I showed DH your post. He's added the information to the plans churning around in his brain. Being accustomed to building in lumber he finds thinking in arches a little odd, but likes the idea of not *having to* spend a couple weeks on the building.

He's been making plans to put all future coops up on concrete because of how the Little Monitor Coop's legs rotted out so quickly in our climate despite being treated wood. He's been showing me videos of people casting concrete "logs" out of lightweight concrete mixes for making planting beds, etc.

I particularly like your t-post variation because it could be put up and taken down as needed.
 

paintedChix

Songster
Dec 15, 2013
714
857
247
NC
He's been making plans to put all future coops up on concrete because of how the Little Monitor Coop's legs rotted out so quickly in our climate despite being treated wood. He's been showing me videos of people casting concrete "logs" out of lightweight concrete mixes for making planting beds, etc.
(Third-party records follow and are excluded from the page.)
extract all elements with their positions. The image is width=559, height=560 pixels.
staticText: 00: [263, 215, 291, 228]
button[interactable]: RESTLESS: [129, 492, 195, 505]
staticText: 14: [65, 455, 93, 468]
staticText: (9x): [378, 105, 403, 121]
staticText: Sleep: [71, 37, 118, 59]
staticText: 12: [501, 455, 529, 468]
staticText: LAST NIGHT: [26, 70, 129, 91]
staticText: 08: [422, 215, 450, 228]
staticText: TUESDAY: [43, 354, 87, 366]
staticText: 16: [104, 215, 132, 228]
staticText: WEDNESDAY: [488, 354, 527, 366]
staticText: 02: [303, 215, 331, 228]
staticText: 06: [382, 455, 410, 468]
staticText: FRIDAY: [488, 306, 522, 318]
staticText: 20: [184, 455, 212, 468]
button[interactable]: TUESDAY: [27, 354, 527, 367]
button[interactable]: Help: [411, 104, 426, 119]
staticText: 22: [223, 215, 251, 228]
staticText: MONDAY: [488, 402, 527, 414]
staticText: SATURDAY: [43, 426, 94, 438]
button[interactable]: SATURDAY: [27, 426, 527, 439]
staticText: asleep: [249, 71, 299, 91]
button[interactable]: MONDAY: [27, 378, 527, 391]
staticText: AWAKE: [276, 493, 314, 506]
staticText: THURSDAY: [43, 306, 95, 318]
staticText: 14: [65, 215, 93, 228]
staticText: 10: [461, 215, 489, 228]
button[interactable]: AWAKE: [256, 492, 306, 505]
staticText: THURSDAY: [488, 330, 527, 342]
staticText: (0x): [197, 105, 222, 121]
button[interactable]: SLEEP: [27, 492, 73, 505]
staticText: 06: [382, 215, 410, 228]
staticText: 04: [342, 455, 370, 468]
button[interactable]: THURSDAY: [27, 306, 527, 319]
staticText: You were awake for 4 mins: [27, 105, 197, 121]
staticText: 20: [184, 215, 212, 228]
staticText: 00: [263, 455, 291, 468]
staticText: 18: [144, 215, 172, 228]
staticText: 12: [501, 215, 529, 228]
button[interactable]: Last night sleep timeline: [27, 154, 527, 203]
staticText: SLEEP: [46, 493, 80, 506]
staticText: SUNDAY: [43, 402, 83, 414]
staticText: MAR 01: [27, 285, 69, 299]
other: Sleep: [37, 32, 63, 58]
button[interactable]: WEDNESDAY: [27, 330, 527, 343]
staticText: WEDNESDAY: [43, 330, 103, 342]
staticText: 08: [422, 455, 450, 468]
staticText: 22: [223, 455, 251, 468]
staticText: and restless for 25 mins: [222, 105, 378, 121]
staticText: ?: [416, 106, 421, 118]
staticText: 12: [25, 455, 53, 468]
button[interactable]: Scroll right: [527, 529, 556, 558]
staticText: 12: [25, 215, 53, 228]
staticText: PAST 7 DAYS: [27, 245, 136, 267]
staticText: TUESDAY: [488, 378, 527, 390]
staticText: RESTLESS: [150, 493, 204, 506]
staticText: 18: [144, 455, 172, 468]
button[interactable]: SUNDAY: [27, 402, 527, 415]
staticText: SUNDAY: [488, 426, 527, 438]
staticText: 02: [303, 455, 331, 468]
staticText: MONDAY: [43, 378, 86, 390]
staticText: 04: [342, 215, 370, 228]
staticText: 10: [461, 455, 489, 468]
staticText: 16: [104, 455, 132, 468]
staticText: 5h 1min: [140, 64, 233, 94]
I particularly like your t-post variation because it could be put up and taken down as needed.
Ive seen those post ideas! Kind of a neat idea.

I didn't/don't want a wood floor. I've fallen through a few in the years we've been here in NC (coops/barns & stick built homes, too). I like the birds being on the ground.

And since you've not seen them - here are pics of some "temporary" sheds that were done until we could build what we needed. Turns out only the first 3 pics were temporary (when we had the ponies & 2 horses on leased land, we lived in a hotel for 6 weeks because closing kept being moved back on our "new" house)... This one was literally just strapped together with haystring and the back was a CP that was part of our temporary fencing on this property.

14nov27feed0855.jpg
14nov27feed0857.jpg
14nov27feed0858.jpg

Then I did similar when we moved into new property. Was truly expecting it to be only temporary until we built "real" sheds. However, that was 6 years ago (March 2015)... They do need to have the haystring retied to the pallets in the Mare's paddock. The strings have worn out and the roof has dropped down, but it has been great!! I used t-posts at the corners - the pallets were literally dropped down over them. When I redo - will just level the area (though it's truly not bad), use cinderblocks with rock inside to reduce critter homes & raise the pallets off the ground, attach the pallets together with screws & blocks and maybe connect the panels with metal attachments - either fence staples or some type of screw in connectors...

15mar7marepen1457.jpg
15mar7marepen1459.jpg
15mar21shed432.jpg

and the Boys' need theirs taken down and rebuilt now... it also is in a more open area and currently not being used for feed/hay supply storage. It has gone through 2 tarps and right now not tarped at all. The pallets were literally 48"x48" - so the mare's shed size is 12' w x 8' d) and the boy's shed is also about 12' x 8'. I do want to make the mares' larger - 12x16, but not really sure right now.

15feb19shed090.jpg
15apr27house24413.jpg

I hung battery operated lights over the trashcan feed bins, so I could feed in the dark and wear a headlamp to be able feed ponies and chickens both in the morning before I go to work and in the evening when I get home.